Chicago – July 19, 2025
Health insurance premiums are going way up next year for people who buy their insurance on Healthcare.gov or the state-based marketplaces, according to an analysis out Friday.
The average person who buys Affordable Care Act insurance will be paying 75% more for their premium, according to the analysis from KFF, a nonpartisan health policy research group.
The insurers’ narrative
Summer is the time of year when health insurance companies set their rates for the following January and then submit those rates to state regulators.
Researchers at KFF then pore over those documents to make sense of what health insurance costs are going to look like for consumers in the coming year.
“These filings are usually hundreds of pages filled with math and equations,” explains one of those researchers, Cynthia Cox. “But sometimes they also add this narrative to explain why they’re raising their premiums.”
This year, instead of talking about rising drug costs or hospital charges, insurance companies were talking about federal policy, Cox says. “Pretty much every insurance company is talking about the expiration of enhanced premium tax credits in the ACA markets.”
Those markets are where people go to buy Obamacare plans, which serve people who can’t get health insurance through their jobs and who don’t qualify for Medicaid or Medicare.

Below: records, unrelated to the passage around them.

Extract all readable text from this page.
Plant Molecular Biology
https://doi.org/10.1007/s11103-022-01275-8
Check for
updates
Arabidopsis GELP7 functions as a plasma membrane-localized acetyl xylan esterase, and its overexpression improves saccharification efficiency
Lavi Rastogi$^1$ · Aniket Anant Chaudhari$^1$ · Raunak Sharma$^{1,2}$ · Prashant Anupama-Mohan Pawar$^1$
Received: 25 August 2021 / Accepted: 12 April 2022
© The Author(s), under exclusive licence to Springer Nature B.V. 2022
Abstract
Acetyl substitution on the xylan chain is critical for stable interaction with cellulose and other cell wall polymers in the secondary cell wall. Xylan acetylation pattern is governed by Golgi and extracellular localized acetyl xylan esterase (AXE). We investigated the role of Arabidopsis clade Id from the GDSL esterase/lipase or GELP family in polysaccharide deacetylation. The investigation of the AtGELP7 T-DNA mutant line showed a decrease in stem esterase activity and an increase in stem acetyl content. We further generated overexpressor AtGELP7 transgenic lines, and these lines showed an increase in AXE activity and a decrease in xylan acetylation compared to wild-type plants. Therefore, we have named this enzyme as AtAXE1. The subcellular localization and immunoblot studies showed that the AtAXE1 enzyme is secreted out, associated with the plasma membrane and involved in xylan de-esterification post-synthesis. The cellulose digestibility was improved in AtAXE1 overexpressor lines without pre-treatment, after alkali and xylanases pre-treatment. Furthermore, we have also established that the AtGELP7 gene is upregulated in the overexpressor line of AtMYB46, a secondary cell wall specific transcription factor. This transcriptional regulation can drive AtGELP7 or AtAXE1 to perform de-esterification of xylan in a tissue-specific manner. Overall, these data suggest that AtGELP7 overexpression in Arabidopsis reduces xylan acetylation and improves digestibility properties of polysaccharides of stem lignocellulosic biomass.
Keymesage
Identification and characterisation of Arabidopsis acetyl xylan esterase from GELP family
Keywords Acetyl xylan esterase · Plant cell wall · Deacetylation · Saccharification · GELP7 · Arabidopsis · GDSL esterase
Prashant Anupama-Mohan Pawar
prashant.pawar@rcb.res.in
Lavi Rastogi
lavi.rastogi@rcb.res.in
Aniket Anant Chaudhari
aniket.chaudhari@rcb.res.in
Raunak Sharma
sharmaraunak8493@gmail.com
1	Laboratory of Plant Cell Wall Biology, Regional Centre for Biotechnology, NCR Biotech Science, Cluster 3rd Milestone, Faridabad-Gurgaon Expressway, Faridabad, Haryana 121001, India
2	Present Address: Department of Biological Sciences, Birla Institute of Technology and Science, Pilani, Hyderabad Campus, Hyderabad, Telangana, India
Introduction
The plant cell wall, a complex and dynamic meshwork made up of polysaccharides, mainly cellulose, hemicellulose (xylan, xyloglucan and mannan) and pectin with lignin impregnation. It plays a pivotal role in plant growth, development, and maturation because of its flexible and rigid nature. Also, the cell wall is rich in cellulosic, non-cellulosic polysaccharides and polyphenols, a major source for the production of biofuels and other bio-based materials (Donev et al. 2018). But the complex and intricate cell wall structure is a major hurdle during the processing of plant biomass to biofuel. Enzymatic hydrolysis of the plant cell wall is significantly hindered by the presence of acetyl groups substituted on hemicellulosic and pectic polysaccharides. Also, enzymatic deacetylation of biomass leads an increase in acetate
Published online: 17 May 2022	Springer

The enhanced subsidies started during the COVID-19 pandemic under the Biden administration and helped dramatically decrease the cost of premiums for these plans.
It turns out that people liked those lower premiums. “The number of people signing up for coverage has more than doubled,” says Cox, who directs the Program on the Affordable Care Act at KFF. In January, enrollment hit a record 24 million. That high enrollment helped drive the uninsured rate to its lowest level ever.
Now that those subsidies are going away for next year, premiums are going to spike. For example, if someone paid $60 a month for their health insurance this year, they might be looking at $105 a month next year.
People who are generally healthy might well decide that the higher premium is not worth it. They’ll go without health insurance and risk it. The Congressional Budget Office estimates that letting the subsidies expire would increase the number of uninsured by 4.2 million people over the next decade.